From 2019/6/24 To 2019/6/30  

Type

Completed Date

Contents

Finish

Algorithm

2019-06-29

Longest Substring Without Repeating Characters

[x]

Review

2019-06-30

CSSAPP:A Tour of Computer:Systems

[x]

Tips

2019-07-01

Get Depth,PathIndex,NumbericalMapping Of The Tree Table(Id,Parentid)

[x]

Share

2019-07-02

Review Computer Composition:Mapping Between Memory and Cache 

[x]

Summary

 

Improvement

 

 


Algorithm:

https://leetcode.com

3. Longest Substring Without Repeating Characters

Medium

 

 

 

 

 

 

Given a string, find the length of the longest substring without repeating characters.

Example 1:

Input: "abcabcbb"Output: 3

Explanation: The answer is "abc", with the length of 3.

Example 2:

Input: "bbbbb"Output: 1

Explanation: The answer is "b", with the length of 1.

Example 3:

Input: "pwwkew"Output: 3

Explanation: The answer is "wke", with the length of 3.

Note that the answer must be a substring, "pwke" is a subsequence and not a substring.

 

c# code

/// <summary>

        /// 获取输入字符串中不重复的字符串

        /// </summary>

        public static int LengthOfLongestSubstring(string s)

        {

            string newstr = string.Empty;

            int maxlen = 0;

            foreach (char item in s)

            {

                if (newstr.Contains(item))

                {

                    int index = newstr.IndexOf(item);

                    if (newstr.Length > index + 1)

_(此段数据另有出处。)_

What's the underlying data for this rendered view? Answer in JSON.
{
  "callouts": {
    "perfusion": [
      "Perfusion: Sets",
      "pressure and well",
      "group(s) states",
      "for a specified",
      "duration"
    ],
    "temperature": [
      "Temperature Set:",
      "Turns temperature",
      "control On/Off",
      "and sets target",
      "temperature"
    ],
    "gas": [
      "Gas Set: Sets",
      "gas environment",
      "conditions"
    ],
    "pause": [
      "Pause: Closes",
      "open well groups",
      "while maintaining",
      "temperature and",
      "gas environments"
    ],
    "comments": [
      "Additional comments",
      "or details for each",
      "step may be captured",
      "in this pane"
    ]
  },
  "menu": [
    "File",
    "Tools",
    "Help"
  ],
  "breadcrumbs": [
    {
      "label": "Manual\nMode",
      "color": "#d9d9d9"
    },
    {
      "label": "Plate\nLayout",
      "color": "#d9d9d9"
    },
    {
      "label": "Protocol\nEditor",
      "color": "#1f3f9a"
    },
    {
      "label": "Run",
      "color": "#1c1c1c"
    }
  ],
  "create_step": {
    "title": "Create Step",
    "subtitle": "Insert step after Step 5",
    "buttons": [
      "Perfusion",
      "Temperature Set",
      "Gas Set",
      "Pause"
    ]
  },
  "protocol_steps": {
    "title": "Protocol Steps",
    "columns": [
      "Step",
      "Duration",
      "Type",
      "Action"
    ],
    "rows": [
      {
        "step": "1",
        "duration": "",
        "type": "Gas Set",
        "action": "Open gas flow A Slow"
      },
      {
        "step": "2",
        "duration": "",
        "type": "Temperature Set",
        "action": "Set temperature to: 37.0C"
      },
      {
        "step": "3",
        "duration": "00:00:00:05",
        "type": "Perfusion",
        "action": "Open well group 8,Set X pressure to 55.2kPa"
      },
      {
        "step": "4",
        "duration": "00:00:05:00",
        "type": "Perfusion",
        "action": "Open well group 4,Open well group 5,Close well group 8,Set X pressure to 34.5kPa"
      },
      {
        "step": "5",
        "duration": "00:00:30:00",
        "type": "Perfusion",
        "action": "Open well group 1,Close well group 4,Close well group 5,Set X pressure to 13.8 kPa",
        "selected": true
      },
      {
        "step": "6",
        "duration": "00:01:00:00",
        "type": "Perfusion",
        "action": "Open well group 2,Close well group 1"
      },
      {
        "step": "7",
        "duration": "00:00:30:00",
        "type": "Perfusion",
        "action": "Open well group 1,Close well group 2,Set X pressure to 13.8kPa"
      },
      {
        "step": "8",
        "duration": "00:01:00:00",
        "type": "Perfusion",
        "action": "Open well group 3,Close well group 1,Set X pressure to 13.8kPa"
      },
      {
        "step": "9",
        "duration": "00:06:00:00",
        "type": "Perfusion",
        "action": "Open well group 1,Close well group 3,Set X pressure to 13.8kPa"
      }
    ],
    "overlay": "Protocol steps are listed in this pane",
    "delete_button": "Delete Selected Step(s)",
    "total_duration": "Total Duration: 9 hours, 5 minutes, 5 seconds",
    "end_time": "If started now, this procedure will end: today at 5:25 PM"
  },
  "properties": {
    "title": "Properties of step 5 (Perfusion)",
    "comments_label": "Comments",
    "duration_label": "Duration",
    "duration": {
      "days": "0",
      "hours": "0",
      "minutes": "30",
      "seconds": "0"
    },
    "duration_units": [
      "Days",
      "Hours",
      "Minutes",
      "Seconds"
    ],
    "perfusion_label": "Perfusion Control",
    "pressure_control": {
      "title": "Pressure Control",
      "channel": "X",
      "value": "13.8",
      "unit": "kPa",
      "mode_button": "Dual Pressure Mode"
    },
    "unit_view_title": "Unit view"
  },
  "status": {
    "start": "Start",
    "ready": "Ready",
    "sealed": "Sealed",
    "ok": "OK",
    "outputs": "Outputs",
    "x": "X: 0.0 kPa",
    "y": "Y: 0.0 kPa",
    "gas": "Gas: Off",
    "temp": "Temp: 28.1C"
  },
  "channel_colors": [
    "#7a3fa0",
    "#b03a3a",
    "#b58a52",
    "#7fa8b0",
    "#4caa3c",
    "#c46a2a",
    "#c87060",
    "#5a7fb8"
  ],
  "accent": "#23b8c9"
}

                        newstr = newstr.Substring(index + 1, newstr.Length - index - 1);

                    else

                        newstr = string.Empty;

                }

                newstr+=item;

                maxlen = newstr.Length > maxlen ? newstr.Length : maxlen;

            }

            return maxlen;

        }

 

审题审错了,因为题目下面列的太有诱导性了,Given a string, find the length of the longest substring without repeating characters.我理解成"获取一个字符串中最长的连续字符串",其实只要筛选出字符串不重复的长度就行了。而且,我用c#写的代码,

运行时间居然能超过60%,可以理解用c#的人太少了,又或者是LeetCode上面用的是Mono?其实这也是Microsoft遗留的历史问题了,你不能跨平台,人家肯定用Mono啦,那么时间用了92ms,内存用了24M,果断在本地用VS算一下时间和内存,才4ms,10MB。

 

因为字符串装箱拆箱太频繁了,用前后指针来计算字符串长度并且用哈希表存储当前对应的长度。(LeetCode叫这种方法Sliding window,让我想起来TCP、IP那个停止等待的滑动窗口处理办法,果然基础要学得好,才会再其他方面一通百通)

 

   public static int LengthOfLongestSubstring4(string s)

        {

            int n = s.Length, ans = 0;

            Hashtable map = new Hashtable();

            for (int j = 0, i = 0; j < n; j++)

            {

                if (map.Contains(s[j]))

                    i = Math.Max((int)map[s[j]], i);

                

                ans = Math.Max(ans, j - i + 1);

                map[s[j]] = j + 1;

            }

            return ans;

        }

看到上面还有一种终极算法,因为用哈希表还是太耗时间内存了,如果我们用更简单的方法--数组来提替换HashTable,但是得提前知道字符串的大小。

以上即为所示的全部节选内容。